Préparer nos étudiants à s’insérer dans la société : est-ce possible dans nos auditoires ?

3 avril 2012

“L’université nous lâche dans la nature … elle ne nous prépare pas suffisamment à trouver un emploi”.Cette affirmation, nous l’entendons souvent dans la bouche des étudiants qui terminent leurs études.

“Nous devons transmettre un solide corpus de connaissances et développer chez nos étudiants la démarche scientifique”.Voilà ce qu’affirment nombre de nos enseignants.

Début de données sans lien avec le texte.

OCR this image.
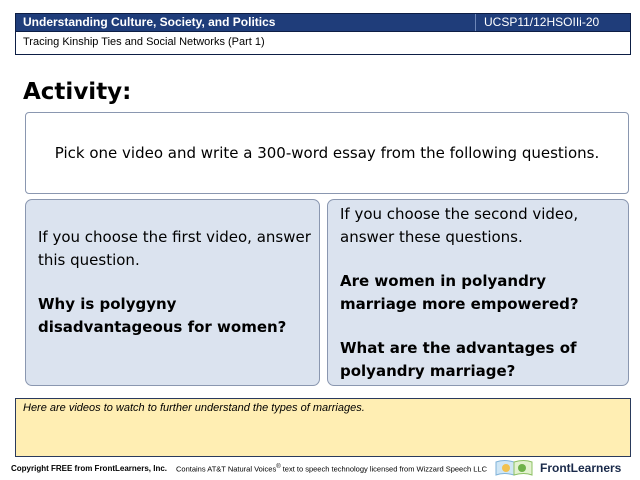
Understanding Culture, Society, and Politics	UCSP11/12HSOIIi-20
Tracing Kinship Ties and Social Networks (Part 1)
Activity:
Pick one video and write a 300-word essay from the following questions.
If you choose the first video, answer this question.
Why is polygyny disadvantageous for women?
If you choose the second video, answer these questions.
Are women in polyandry marriage more empowered?
What are the advantages of polyandry marriage?
Here are videos to watch to further understand the types of marriages.
Copyright FREE from FrontLearners, Inc. Contains AT&T Natural Voices® text to speech technology licensed from Wizzard Speech LLC	FrontLearners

Des activateurs pour stimuler la maturation personnelle et professionnelle des étudiants au cœur même de la formation

Grâce au soutien du Fonds de Développement Pédagogique de l’UCL, un projet a permis de mettre en lumière les dynamiques pédagogiques qui, dans les programmes de master, donnent aux étudiants l’occasion de se préparer à leur insertion dans la société. Des témoignages ont été recueillis auprès d’une trentaine d’enseignants qui ont permis d’enrichir et de valider ces dynamiques pédagogiques.

Revivez ici les exposés de la matinée de formation du 26/04/2012

Les activateurs en quelques mots !

Proposer des moments de réflexivité

c’est donner l’occasion à l’étudiant de prendre du recul par rapport à ses pratiques, ses représentations, ses façons d’agir et d’apprendre en introduisant dans les dispositifs pédagogiques des instruments tels que le portfolio, le jeu de rôle, l’autoévaluation, l’évaluation par les pairs. Donner l’occasion aux étudiants de réfléchir et de mûrir leur projet socio-professionnel

Exploiter la mixité du public (disciplinaire, culturelle ou professionnelle)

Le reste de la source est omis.